Last update 2/22/2012 8:00:00 AM (GMT+7)

97-year-old man searching for 4,000 tons of gold (part 1)

Mr. Tran Van Tiep, 97.
VietNamNet Bridge – Last October, Mr. Tran Van Tiep, 97, paid VND500 million ($25,000) as deposit for exploring a “gold treasure” in Tau Mount in Tuy Phong district, Binh Thuan province. Below is the sensational story about the old man who has kept searching for the “4,000 ton gold” for dozens of years.

“He was very happy recently because the state permitted him to explore the treasure in Tau Mountain,” an assistant to Mr. Tiep said.

Tiep said that in the late 1950s, he had collected accurate information about this “treasure.”

“During the two wars against French and American, I had to keep secret the information. After the country’s unification, I did not find out anyone who could join me to search for the gold warehouse until I met Mr. Tam Hien (Le Van Hien, former member of the Vietnam Communist Party Central Committee, Party Secretary of Binh Thuan province, who died in 2010,) my plan became reality,” Tiep said.

According to this man, in late World War II (around 1943), after surrendering to the Allies, Japanese general Yamashita led a fleet of 84 warships carrying gold to Ca Na Bay (between Binh Thuan and Ninh Thuan provinces in central Vietnam).
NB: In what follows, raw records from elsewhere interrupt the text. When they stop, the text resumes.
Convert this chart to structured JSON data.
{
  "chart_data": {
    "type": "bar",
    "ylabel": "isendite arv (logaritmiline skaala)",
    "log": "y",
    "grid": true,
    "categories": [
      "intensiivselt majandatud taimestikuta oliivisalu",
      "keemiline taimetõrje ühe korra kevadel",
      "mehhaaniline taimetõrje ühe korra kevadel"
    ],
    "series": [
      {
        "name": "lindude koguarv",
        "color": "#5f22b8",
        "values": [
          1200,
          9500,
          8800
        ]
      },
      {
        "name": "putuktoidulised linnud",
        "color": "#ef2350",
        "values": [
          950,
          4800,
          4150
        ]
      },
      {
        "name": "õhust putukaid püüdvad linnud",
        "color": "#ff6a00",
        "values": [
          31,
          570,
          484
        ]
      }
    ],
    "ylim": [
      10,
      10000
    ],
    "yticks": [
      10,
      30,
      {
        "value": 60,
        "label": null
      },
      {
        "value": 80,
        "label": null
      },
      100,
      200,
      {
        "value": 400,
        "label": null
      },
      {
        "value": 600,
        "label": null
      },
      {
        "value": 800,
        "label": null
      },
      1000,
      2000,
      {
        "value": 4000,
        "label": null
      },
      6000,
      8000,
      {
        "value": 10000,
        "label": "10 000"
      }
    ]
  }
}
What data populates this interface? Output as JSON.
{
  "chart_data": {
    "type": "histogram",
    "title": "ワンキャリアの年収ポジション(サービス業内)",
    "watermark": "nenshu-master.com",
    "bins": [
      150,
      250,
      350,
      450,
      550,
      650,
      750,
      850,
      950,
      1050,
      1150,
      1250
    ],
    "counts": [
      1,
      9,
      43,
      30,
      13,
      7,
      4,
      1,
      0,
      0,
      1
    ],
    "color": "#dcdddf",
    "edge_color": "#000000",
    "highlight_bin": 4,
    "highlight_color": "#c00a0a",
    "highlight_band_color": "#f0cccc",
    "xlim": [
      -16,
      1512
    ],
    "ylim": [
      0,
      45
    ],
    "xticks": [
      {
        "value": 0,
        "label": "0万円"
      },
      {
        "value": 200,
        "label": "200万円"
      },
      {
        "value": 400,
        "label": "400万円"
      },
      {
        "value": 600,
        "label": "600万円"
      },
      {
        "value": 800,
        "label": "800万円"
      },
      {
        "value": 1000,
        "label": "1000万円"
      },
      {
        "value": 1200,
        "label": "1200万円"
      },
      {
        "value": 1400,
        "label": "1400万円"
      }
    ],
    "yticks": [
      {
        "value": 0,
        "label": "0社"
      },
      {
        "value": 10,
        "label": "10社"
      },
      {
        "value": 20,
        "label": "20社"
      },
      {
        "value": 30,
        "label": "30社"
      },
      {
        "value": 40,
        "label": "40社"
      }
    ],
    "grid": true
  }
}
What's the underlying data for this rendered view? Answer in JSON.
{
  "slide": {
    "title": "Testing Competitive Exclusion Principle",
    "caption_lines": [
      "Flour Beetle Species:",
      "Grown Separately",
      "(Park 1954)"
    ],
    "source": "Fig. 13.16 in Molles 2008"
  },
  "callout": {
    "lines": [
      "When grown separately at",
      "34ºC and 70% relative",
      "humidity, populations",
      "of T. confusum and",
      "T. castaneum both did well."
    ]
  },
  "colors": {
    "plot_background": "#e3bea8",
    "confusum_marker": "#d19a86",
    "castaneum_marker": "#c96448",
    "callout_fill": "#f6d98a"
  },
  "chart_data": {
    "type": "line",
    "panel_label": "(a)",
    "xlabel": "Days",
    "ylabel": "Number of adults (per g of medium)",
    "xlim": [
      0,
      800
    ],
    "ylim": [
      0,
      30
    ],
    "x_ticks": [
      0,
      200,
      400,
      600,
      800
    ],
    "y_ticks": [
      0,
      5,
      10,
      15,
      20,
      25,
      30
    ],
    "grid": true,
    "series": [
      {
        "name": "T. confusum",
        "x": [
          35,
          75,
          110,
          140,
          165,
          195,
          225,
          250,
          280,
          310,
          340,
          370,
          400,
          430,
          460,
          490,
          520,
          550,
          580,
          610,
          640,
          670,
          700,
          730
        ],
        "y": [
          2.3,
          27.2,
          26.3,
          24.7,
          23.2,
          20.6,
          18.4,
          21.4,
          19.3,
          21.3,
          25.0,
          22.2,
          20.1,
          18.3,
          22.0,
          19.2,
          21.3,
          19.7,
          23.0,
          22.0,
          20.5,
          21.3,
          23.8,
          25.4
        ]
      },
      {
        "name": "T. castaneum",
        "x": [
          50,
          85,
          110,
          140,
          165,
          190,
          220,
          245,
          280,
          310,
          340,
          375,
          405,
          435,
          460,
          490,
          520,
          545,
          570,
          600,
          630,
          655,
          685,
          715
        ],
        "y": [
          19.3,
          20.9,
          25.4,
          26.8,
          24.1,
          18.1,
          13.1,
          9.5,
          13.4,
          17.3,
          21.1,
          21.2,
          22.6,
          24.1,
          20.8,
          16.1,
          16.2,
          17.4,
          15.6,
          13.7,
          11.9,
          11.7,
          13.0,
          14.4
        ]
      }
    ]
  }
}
The Japanese army hid around 4,000 tons of gold at a mount near the sea.

However, 66 Japanese warships were scuttled by the Allies in Ca Na Bay. The remaining 18 ships ran away. There was a ship which completely sank in the bay in 1945.

After the World War II, Japanese went to Vietnam many times to search for this huge warehouse of gold but they failed. Tiep confirm: “The Japanese army buried gold near the sea of Binh Thuan because transport convenience in this area, which has a sea route, road and railway. Moreover, the Japanese gold warehouse is near another gold warehouse left by a Champa King.”

Material evidences

The "proofs" that Mr. Tiep found on the Tau Mount.

Before getting Binh Thuan authorities’ permission to explore in the eastern Tau mountain, Tiep and his assistants showed many material evidences, which Tiep said that he had collected from surveys on Tau Mount.

With negligible information, Tiep has pursued the so-called “The treasure on Tau Mountain” for over five decades. He has spent his life and hundreds of taels of gold (equivalent to millions of USD) to only one job: searching for the treasure. Despite failure, the old man has not lost his heart for this job. His trust on the treasure on Tau Mountain is also burning.

“These antiques are undeniable proofs of the presence of the treasure on the Tau Mountain,” Tiep insisted, showing an old Japanese sword and sheath, a 10,000 yen coin, a broken metal-made pipe, two black dragon logos, and some other things.

For the first time, he disclosed a map of the “treasure”. Tiep said that only he and the top official of Binh Thuan province could see the map.

The trust on the treasure was strongly enhanced on the 97-year-old man when some local people gave him some more information: men who worked as coolies for the Japanese army told their descendants that before withdrawing, Japanese had hidden gold in cellars in the Tau Mountain.

10 years on Tau Mount

On October 16, 1993, Binh Thuan province’s Chairman Dang Van Hai licensed Tie to “search for metal” on Tau Mountain. Tiep hired a geological engineer named Hoang Van Truong, who is also a “telepath” from the northern province of Phu Tho to help him find gold.

Since early 1994, Tiep hired bulldozers and excavators to explore the eastern part of Tau Mountain. After three months using mechanical vehicles, Tiep thought that he “approached” the cellar door.

After digging 3m deep into the rock, workers reported to him about the cellar door of 24m in width, and 80m in length, made by rock. Rocks are stuck together by a layer of lime. The information was similar to the information that he got in 1969. According to Tiep, the treasure is possibly 40m deep under the eastern rock layer of Tau Mountain.

To approach the treasure, Tiep paid billion of dong to hire workers and equipment to dig the mountain from 1993 to 2003.

Tiep has become very familiar to local people. They call him “The son of Tau Mount.”

However, the man has not found out the treasure yet.